Whereas other bands might rely on the lead singer to craft lyrics or handle most of an album’s production, Branco insists It’s Never Been Like That for the French quartet: “There is not one of us that is more gifted than the other. There’s not that one genius songwriter and the others are just following. We are pretty average — or bad — when we are on our own, but when we add our forces, we produce a result that is better than the sum of our individual qualities. We know we need each other.”

The band’s unofficial member, Philippe Zdar, was also crucial to Phoenix’s friendship story. Alpha Zulu marks the first album the band has worked on without the guidance of the French music producer, who passed away in 2019 — the quartet touches on the producer’s passing in the LP’s stunning closer, “Identical.” The track, which also appears in Sofia Coppola’s (Mars’ wife) 2020 movie On the Rocks, serves double duty by shedding light on the band’s perception of life post-pandemic.

Speaking of Zdar’s role in “Identical,” Mars says the track “was the best way to end the album because he was the main thing that was missing in us working together. The song has the light at the end of the tunnel, which fits the pandemic. That’s the strong identity of the album. We’re trying not to be in denial of what happened or to wash it away. It’s a reminder that every album is a Polaroid of its time.”

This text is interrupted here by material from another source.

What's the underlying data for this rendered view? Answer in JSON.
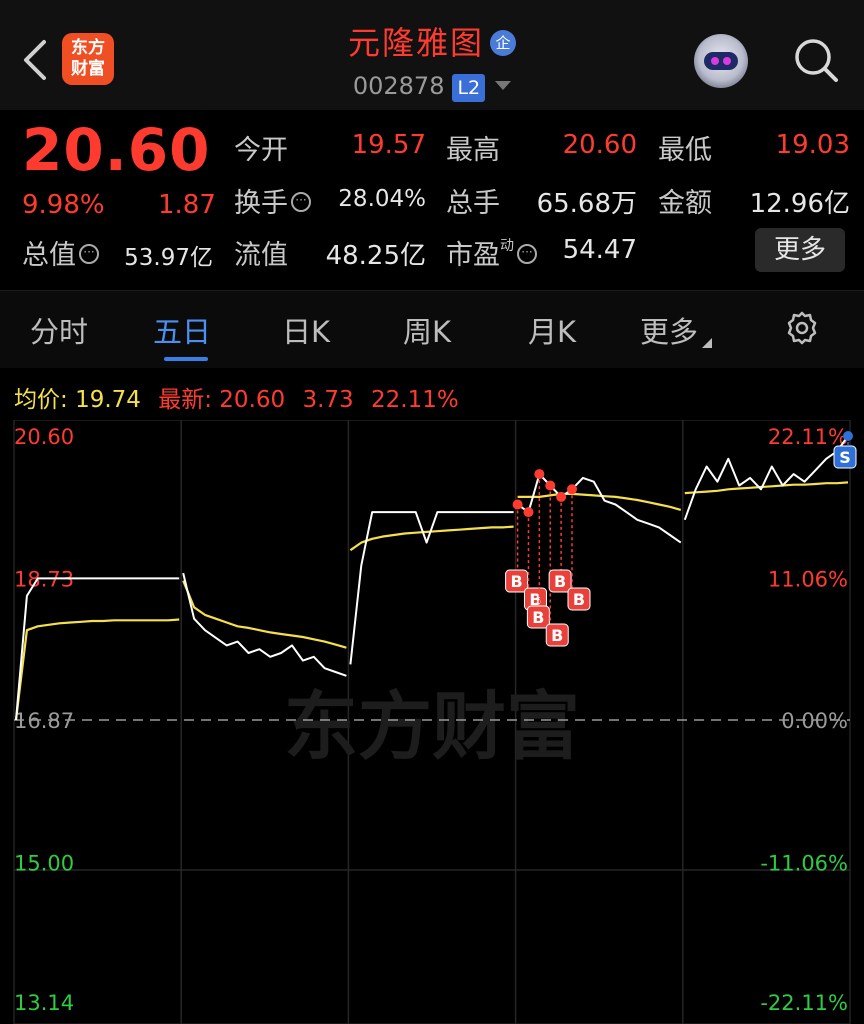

Whereas Phoenix’s previous studio effort, 2017’s Ti Amo, saw the band tapping into Italo disco sounds and nostalgia sweeter than scoops of melted gelato, Alpha Zulu has no set purpose. There’s no obvious takeaway, just the unbridled “joy of creating things as different as possible from each other.” 

The band’s message, however, has always remained the same — to infiltrate their listener’s most human senses to make them feel something at their core.

“The power of music…it’s like a charm or a spell. This magical trick that is so powerful that even us, the magicians, we don’t understand how it’s working,” says Branco. “That’s why we make music.”